Schade, dass es von Verhoeven keinen Audiokommentar zu Showgirls gibt, da die Kommentare zu seinen anderen Filmen äusserst ergiebig (und extrem unterhaltsam) sind. Immerhin gibt es auf imdb.com jede Menge wie ich finde sehr erhellender Zitate von Old Paul über Showgirls:
[on casting Showgirls (1995)] Charlize [Charlize Theron] also auditioned [for the lead], and I don't recall her having any problem with the nudity at all. She was good and wanted the part, but basically she was not well known enough at the time and just did not fit the part, so we said no. I have full respect for Charlize, but if she had been offered the part then she would probably have been chewed up in the same way they treated Elizabeth. She was very lucky that she did not get the part. 
[on attending the Razzies for Showgirls (1995)] I remember thinking 'nobody will expect it and it'll probably be unpleasant to do but why not, let's go and see what happens!' Nobody knew I was there at first and they kept playing scenes from the movie. Everybody was laughing, but when they started to give out the prizes, to their amazement, I stood up to collect them! (...) I had to walk up there seven times that night. I got Worst Director, Worst Movie, Worst Music, Worst Acting and it just went on...it was absolutely fantastic because by the end of the evening people were screaming and laughing and clapping, it was a really great experience for me. (...) On this occasion, I think attending the Razzies and 'turning the other cheek' was absolutely the right thing to do because it was like a catharsis for me and felt like the end of the whole negative spiral, like it had all been wiped away. As soon as I came out of that room I felt purified in some way. 

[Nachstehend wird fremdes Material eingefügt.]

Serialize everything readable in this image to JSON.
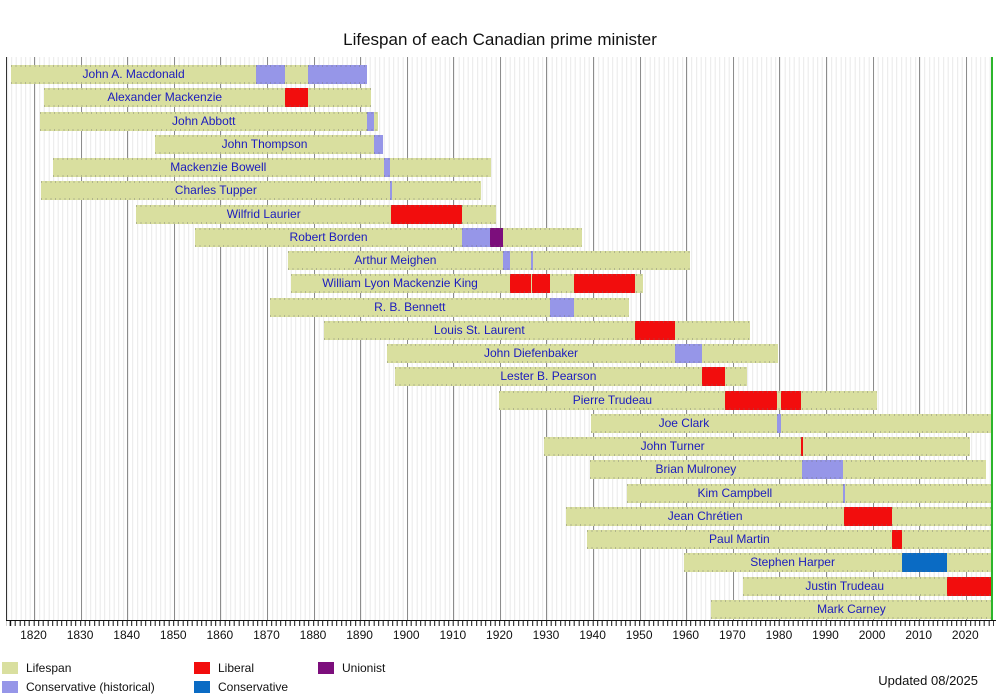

Nearly every character in the movie is a bad person except for one girl, Molly, and she is the one who gets raped. Molly is the only really genuinely supportive person and she is punished. The reason I did this was to show that Vegas is not a nice place and that is basically what the movie is all about. It is possible 'Showgirls' was lacking in closure. Even some of my closest collaborators felt that way and have said they thought the rape scene took the fun out of the movie.
We did exactly what we intended to do and we didn't stop at anything, we just went for it. There was never any problem, we just did what we were had set out to do. There was never any question about the nudity and we actually had a very pleasant shoot and everybody thought we were making an interesting movie. In retrospect, Elizabeth may have regretted being so heavily involved with the movie and being so vulnerable to her critics, but when we did it we never had the feeling that this would happen. I've heard a lot of people criticizing Elizabeth's acting, but they criticized everything about the movie so we will never say we were shocked. Also, half of the audience only ever had their eyes below her face, so of course they would say that! Hollywood was pissed off with her because she went further than any actress has gone or will go and I think they have never forgiven her. Her performance pushed the limits and that worried them. They were just so shocked by the movie that they hated her. Elizabeth could only have recovered from the movie by being offered a very different role, but that just didn't happen for her otherwise she would have taken the job. New roles were never offered, so it was impossible for her to make a comeback.
Showgirls certainly ruined the career of Elizabeth Berkley in a major way. It made my life more difficult, but not to the degree it did Elizabeth's. Hollywood turned their backs on her. If somebody has to be blamed, it should be me because I thought that it was interesting to portray somebody like that. I had hoped the end of the movie would explain why she acted that way, when it's revealed she has convictions linked with drugs, but that too turned out to be a big mistake. I asked Elizabeth to do all that - to be abrupt and to act in that way, but people have been attacking her about for that ever since. I did consider that people would think she had a borderline personality, but that was because her character had history of drug abuse, so I tried to express that through her abruptness.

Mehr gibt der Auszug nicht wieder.